Statement of Purpose
I was born and raised on Kaua’i, where there were not many classes that involved technology, and Computer Science was not a subject that could be learned in school (yet). In middle school I was put into robotics as an elective. That robotics class had just gotten assigned its own room. So, at the start of the semester, we spent time setting up the newly purchased computers. Now that I look back at that time, I am unsure why they let us set up our own equipment; but through the experience of the teacher freely letting us open the computers, change parts, and program whatever we wanted, my interest in technology was piqued. Although my family had a computer at home, I was not allowed to touch it. So, this was the first time I was able to start to develop an understanding of what computers were, how they worked, and what they were capable of. By the time I was a senior in high school, I had taught myself the basics of HTML and JavaScript to create very simple video games. I was fascinated by programming as it felt like I could build anything. So, although I was heavily encouraged to study subjects like Travel-Industry Management or Medicine in university, I decided to study Computer Science.
Because of my interest in art and storytelling, I wanted to learn about the design focused aspects of Computer Science like Human Computer Interaction, Visualization, and video games. The challenge of building software or games that take advantage of what technology affords us, but still be accessible and useful to the general person is fun to me. Technology advances rapidly, so I enjoy the new opportunities to think through new ways we can utilize and interact with emerging technologies.
Along with programming, I studied animation, 3D modeling, and graphic design to better my skills in designing user interfaces and the creation of virtual environments. Software can be capable of performing complex and seemingly impossible tasks, but if the average person does not like to look at it, or can’t understand how to interface it, then not many people will use it.
I was eventually hired at the Laboratory for Advanced Visualization and Applications (LAVA) during my undergraduate studies where I was exposed to Virtual and Augmented reality technologies. I soon understood the potential for immersive environments to be educational spaces. This understanding led me down a path where I started to develop many projects that used immersive technologies to teach about Hawaiian cultural heritage. I am Kanaka ‘Ōiwi (Native Hawaiian), Japanese, Portuguese, German, and Mexican. My family has an interesting history, and I was taught by my grandmother to memorize and record this history. Technology allows us to archive and retell these stories through multi-media experiences that are much more expressive and accessible.

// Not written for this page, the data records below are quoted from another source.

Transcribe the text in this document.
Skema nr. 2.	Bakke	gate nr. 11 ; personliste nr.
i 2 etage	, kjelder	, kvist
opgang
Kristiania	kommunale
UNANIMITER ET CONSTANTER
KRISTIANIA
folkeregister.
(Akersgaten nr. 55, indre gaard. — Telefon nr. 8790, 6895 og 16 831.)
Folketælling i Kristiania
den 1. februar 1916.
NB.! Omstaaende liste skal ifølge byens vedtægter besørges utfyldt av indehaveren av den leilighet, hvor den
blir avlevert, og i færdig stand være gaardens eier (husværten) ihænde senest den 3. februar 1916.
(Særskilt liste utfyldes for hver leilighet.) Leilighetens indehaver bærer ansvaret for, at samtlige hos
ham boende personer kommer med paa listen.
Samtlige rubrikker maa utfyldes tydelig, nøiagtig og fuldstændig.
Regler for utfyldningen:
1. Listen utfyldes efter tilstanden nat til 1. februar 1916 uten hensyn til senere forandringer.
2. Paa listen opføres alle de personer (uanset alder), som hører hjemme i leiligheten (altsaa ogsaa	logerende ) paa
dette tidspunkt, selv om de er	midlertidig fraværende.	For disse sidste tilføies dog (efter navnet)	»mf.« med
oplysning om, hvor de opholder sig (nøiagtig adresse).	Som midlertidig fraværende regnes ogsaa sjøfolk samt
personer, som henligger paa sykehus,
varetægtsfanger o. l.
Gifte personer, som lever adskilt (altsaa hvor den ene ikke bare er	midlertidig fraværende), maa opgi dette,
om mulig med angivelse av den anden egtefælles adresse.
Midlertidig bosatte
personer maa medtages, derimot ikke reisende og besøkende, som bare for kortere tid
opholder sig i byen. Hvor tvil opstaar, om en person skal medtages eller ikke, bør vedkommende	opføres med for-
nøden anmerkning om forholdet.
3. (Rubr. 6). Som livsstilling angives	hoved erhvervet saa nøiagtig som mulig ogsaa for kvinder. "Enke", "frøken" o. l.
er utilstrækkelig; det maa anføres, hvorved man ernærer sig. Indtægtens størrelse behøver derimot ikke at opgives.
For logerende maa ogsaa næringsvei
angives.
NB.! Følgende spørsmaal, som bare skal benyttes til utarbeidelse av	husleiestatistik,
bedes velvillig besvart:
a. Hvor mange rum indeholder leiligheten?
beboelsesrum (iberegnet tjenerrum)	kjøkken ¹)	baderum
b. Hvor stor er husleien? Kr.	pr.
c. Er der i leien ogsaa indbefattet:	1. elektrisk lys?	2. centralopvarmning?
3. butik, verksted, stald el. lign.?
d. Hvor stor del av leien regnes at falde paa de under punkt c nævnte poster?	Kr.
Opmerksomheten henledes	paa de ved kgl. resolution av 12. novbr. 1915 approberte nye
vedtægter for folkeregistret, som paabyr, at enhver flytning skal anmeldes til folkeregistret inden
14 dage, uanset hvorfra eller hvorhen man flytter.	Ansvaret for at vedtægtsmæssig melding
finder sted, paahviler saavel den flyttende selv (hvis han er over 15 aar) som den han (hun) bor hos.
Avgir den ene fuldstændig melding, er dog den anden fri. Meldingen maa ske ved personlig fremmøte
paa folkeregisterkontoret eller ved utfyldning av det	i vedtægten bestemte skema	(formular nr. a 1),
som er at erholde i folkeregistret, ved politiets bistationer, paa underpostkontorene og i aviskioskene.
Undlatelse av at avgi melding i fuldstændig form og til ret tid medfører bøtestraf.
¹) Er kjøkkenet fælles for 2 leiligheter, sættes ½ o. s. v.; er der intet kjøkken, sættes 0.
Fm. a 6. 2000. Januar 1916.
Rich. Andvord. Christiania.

Although my own family history is not necessarily interesting enough to appear in a museum, I understand the importance for the wellbeing on an individual and of a community to learn about one’s own culture and history. This led me to develop projects such as Kilo Hōkū or Digitizing Detours.
Overall, this is the main idea of my research. I am interested in investigating the ways technology allows us to create learning environments (particularly in informal settings such as GLAM institutions). My particular interest is in cultural heritage, but I am also interested in different types of topics such as STEM education. My intention as a researcher is to figure out how we may better design learning experiences that take advantage of the affordances of emerging technology.